Sry, it is dtype="float16"

Uxito-Ada commented 2 weeks ago

Hi @YongZhuIntel ,

I successfully run codegex4-all-9b with vllm on a single card or two cards of A770. It is noted that for a single card, max-model-len should be decreased to no more than 6048, which is the size of kv cache store.

YongZhuIntel commented 2 weeks ago

@Uxito-Ada I run codegex4-all-9b with vllm on a single card for int4 format

model="/llm/models/codegeex4-all-9b"
served_model_name="codegeex4-all-9b"
export USE_XETLA=OFF
export SYCL_PI_LEVEL_ZERO_USE_IMMEDIATE_COMMANDLISTS=1
export SYCL_CACHE_PERSISTENT=1
export TORCH_LLM_ALLREDUCE=0
export CCL_DG2_ALLREDUCE=1
# Tensor parallel related arguments:
export CCL_WORKER_COUNT=1
export FI_PROVIDER=shm
export CCL_ATL_TRANSPORT=ofi
export CCL_ZE_IPC_EXCHANGE=sockets
export CCL_ATL_SHM=1
source /opt/intel/oneapi/setvars.sh --force
source /opt/intel/1ccl-wks/setvars.sh
python -m ipex_llm.vllm.xpu.entrypoints.openai.api_server \
--served-model-name $served_model_name \
--port 8000 \
--model $model \
--trust-remote-code \
--gpu-memory-utilization 0.95 \
--device xpu \
--dtype float16 \
--enforce-eager \
--load-in-low-bit sym_int4 \
--max-model-len 2048 \
--max-num-batched-tokens 4000 \
--tensor-parallel-size 1

but got an OOM error when run "python vllm_online_benchmark.py codegeex4-all-9b 2"

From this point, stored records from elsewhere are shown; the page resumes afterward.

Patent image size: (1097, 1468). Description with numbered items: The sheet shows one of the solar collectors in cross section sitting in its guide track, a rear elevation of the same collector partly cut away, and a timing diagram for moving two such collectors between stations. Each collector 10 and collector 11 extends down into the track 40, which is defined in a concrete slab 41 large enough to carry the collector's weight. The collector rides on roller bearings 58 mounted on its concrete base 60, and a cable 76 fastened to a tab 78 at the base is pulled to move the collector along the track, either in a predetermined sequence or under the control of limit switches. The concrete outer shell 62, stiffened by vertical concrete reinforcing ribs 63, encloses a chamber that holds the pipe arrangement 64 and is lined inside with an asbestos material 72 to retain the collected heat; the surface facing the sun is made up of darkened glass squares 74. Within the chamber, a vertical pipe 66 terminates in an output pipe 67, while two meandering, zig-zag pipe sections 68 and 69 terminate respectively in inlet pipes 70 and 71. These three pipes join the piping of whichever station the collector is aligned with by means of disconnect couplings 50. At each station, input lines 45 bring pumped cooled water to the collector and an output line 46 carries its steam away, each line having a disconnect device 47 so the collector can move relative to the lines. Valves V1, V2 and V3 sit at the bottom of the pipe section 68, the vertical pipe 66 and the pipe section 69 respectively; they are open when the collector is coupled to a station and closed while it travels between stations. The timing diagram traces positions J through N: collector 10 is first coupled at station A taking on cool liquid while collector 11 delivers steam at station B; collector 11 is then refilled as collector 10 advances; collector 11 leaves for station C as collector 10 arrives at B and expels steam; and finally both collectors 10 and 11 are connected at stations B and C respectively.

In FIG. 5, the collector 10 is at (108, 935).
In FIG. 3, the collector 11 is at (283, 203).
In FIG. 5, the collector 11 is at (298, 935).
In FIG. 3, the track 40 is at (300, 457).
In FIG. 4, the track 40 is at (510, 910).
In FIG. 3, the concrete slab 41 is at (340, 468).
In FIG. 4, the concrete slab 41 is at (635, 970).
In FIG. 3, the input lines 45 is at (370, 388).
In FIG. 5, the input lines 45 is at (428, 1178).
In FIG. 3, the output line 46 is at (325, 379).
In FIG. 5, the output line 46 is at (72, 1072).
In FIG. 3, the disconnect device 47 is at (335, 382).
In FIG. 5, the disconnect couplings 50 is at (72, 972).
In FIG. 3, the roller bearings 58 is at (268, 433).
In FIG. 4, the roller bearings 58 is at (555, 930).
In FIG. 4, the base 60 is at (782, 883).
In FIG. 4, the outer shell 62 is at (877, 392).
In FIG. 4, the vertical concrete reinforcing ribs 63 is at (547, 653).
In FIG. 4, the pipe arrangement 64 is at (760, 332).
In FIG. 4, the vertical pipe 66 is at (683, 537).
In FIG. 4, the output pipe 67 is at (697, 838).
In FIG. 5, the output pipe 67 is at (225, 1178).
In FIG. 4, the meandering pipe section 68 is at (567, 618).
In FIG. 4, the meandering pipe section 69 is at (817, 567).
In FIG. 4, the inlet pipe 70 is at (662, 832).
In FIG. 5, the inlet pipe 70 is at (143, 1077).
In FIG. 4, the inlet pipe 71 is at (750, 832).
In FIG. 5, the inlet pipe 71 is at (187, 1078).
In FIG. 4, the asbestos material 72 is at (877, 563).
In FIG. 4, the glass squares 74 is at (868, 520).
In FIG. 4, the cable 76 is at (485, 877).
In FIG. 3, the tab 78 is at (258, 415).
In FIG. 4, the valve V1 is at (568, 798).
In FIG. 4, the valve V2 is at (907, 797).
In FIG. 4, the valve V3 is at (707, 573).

    |   File "/usr/local/lib/python3.11/dist-packages/ipex_llm/transformers/low_bit_linear.py", line 769, in f
orward
    |     result = xe_linear.forward_new(x_2d, self.weight.data,
    |              ^^^^^^^^^^^^^^^^^^^^^^^^^^^^^^^^^^^^^^^^^^^^^
    | RuntimeError: Allocation is out of device memory on current platform.
Uxito-Ada commented 2 weeks ago

Hi @YongZhuIntel ,

With the script your provide, I can successfully start vllm server and then execute the inference request in vLLM-Serving's README.

What version of ipex-llm are used in your environment? And please also provide codegeex_offline_example.py content, as request workloads also influence memory footprint.

YongZhuIntel commented 2 weeks ago

@Uxito-Ada I run vllm on the docker image: intelanalytics/ipex-llm-serving-vllm-xpu-experiment:latest

The vllm_online_benchmark.py: vllm_online_benchmark.py.txt

YongZhuIntel commented 2 weeks ago

INFO 08-27 09:33:39 gpu_executor.py:100] # GPU blocks: 12587, # CPU blocks: 6553 Error log: start_codegeex4-all-9b_serving_1card_int4_err.log

Uxito-Ada commented 2 weeks ago

Hi @YongZhuIntel ,

GPU memory consumption can be decreased by tuning server parameters, e.g. after lowing gpu-memory-utilization from 0.95 to 0.8~0.9, I can successfully execute workloads in vllm_online_benchmark.py with max_seq=2.